Notons que le film Flying Virus s’appuie sur le concept d’insecte génétiquement modifié (IGM) apparu dans les années 1980. Les premières expériences consistaient à produire des souches de moustiques génétiquement modifiés pour lutter contre la propagation de maladies telles que le paludisme et la dengue. Les premiers essais sur le terrain ont été menés en 2009 aux iles Caïmans et en Malaisie. Les programmes IGM sont encadrés par des protocoles éthiques afin d’éviter des expérimentations hasardeuses pouvant mener à des catastrophes.
Il n’en reste pas moins que le film Flying Virus envisage une application criminelle de cette pratique et extrapole les conséquences dramatiques, exagérément négatives, d’une telle technologie animale. Comme souvent, un film de science-fiction développe la vision d’une instrumentalisation contraire à l’éthique d’une innovation scientifique. La manipulation génétique des insectes, développée initialement dans un but louable, la protection des cultures, fait donc l’objet d’un imaginaire horrifique.

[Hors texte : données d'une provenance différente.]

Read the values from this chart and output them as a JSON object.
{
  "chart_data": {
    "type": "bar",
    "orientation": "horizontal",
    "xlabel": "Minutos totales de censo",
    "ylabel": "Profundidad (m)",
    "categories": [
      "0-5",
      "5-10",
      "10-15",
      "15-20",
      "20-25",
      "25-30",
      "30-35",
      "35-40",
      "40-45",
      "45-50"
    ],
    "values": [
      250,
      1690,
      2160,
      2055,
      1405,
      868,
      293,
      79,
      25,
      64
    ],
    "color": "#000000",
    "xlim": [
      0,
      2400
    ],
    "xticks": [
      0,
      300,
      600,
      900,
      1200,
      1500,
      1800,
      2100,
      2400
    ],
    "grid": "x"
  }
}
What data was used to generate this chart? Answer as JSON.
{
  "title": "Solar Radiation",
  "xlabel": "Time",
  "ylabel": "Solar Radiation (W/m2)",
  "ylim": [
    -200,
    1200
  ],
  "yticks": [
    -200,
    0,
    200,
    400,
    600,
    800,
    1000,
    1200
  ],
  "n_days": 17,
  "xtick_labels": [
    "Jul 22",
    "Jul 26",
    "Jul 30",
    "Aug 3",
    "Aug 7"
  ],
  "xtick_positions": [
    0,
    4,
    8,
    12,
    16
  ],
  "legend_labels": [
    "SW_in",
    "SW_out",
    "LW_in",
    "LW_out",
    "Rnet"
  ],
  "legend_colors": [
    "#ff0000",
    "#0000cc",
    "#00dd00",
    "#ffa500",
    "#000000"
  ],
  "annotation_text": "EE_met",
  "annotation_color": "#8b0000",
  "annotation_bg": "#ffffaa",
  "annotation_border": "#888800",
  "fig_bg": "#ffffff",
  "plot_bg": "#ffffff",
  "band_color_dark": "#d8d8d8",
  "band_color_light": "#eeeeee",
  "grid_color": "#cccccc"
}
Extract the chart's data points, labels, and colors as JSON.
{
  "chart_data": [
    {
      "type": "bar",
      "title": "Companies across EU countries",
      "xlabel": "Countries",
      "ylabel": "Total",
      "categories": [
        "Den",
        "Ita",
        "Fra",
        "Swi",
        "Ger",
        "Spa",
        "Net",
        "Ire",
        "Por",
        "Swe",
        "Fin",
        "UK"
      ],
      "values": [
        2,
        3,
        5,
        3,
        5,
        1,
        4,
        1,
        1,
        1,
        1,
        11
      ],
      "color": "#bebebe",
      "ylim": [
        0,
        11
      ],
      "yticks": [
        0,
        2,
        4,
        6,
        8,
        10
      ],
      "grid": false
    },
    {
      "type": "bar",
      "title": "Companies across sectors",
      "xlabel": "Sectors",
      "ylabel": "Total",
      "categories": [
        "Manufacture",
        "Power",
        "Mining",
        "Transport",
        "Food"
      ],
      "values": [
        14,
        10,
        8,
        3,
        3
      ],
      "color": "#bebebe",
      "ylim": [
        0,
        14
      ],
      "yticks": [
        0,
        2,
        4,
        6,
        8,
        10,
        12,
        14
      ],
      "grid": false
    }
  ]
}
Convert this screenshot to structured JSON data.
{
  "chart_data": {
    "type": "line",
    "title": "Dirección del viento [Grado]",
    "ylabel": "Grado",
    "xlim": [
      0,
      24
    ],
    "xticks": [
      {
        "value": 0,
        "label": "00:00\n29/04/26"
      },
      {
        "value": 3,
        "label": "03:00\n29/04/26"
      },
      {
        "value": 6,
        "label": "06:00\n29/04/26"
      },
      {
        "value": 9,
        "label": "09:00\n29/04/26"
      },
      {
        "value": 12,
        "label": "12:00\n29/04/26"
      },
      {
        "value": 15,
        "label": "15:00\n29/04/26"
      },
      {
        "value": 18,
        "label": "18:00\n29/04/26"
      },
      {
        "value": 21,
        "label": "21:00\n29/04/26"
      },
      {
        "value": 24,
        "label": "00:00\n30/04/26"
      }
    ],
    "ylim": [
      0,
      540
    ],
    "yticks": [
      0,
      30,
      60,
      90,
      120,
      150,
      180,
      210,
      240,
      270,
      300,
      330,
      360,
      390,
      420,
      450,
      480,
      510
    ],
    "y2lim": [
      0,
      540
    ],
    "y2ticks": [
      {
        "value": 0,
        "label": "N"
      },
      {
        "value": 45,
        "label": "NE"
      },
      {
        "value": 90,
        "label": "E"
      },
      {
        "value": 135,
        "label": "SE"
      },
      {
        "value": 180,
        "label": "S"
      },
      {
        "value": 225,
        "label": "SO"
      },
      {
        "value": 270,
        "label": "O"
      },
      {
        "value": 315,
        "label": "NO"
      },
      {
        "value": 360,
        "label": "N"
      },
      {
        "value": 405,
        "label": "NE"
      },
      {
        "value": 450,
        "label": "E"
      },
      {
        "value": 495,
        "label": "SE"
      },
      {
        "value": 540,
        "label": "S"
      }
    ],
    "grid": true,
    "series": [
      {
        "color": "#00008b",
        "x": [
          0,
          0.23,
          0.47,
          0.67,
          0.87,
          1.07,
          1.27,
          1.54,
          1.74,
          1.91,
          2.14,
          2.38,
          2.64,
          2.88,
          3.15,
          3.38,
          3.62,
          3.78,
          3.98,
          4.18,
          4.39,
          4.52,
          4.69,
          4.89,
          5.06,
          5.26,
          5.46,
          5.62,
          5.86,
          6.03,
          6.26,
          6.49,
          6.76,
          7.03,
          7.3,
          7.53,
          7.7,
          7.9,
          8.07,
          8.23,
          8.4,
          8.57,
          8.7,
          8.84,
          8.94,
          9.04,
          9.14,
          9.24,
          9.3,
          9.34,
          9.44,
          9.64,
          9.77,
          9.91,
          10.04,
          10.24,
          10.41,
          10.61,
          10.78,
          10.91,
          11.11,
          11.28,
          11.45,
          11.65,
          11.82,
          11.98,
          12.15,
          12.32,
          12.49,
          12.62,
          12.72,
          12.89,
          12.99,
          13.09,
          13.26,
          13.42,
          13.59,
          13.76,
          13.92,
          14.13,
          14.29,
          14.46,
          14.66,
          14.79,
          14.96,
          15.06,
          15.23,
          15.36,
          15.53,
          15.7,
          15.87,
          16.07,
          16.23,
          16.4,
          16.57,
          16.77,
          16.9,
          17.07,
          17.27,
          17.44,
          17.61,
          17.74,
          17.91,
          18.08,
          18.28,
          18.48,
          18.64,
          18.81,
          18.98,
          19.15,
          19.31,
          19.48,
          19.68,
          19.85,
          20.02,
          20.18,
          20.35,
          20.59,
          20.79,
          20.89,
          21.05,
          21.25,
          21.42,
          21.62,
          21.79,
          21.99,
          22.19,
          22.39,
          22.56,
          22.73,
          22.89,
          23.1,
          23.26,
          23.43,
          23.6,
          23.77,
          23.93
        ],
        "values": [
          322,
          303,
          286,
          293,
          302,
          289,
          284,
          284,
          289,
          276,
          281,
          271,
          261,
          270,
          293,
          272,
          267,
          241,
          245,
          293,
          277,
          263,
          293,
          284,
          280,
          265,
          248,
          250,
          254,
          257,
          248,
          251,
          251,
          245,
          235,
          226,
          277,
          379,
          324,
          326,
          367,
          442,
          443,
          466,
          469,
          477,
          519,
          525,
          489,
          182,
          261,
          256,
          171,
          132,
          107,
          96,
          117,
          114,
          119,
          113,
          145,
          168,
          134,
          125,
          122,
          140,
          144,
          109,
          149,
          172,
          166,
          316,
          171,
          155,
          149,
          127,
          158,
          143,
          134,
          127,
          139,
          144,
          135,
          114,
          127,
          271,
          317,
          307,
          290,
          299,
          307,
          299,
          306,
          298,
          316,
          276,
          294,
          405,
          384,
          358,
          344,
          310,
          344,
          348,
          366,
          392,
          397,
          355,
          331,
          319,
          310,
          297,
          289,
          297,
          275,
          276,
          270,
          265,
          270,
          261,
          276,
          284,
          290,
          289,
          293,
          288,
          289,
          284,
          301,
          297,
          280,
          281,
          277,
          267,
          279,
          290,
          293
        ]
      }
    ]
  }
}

L’appareil répressif des multinationales pétrolières est présenté comme dénué de toute éthique, prêt à tous les crimes pour exploiter les gisements de la forêt amazonienne. Il est vrai que la manipulation des abeilles pour exterminer les Indiens apparait comme une solution ingénieuse, mais émergeant de l’esprit d’un génie du Mal.
Notons toutefois qu’en 2023, la Red Team de l’armée française, cellule d’auteurs de science-fiction chargée d’imaginer des histoires sur les conflits à venir, a développé le scénario de guerre écosystémique, envisageant la possibilité de hacker la nature en créant de nouveaux pathogènes, comme des insectes tueurs. Les innovations dans le secteur de la manipulation génétique font penser les auteurs de cette spéculation qu’à l’avenir, les écosystèmes pourraient échapper à tout contrôle s’ils étaient modifiés par les militaires. Le scénario évoque notamment les mouches hématophages.
Un film comme Flying Virus a peut être été à l’origine une réflexion exagérément critique, voire paranoïaque, d’acteurs hostiles aux manipulations génétiques d’insectes. Il a donc pu nuire à ces recherches en alimentant un discours contestataire en représentations de leur utilisation immorale. D’un côté, il a pu donner des idées à des armées en quête de nouvelles armes et inspirer des chercheurs en biotechnologies militaires. D’un autre, il a pu ralentir le processus de R&D dans le secteur des insectes génétiquement modifiés en générant une peur excessive que ces investigations mènent à de nouvelles menaces pour la santé des citoyens. Cet imaginaire génère de nouvelles phobies sociales à l’encontre de la R&D et peut être qualifié d’archétype technophobe. Il n’en demeure pas moins aussi l’avant-garde d’applications militaires et peut inspirer la réflexion prospective d’acteurs militaires à la recherche d’armes de plus en plus efficaces.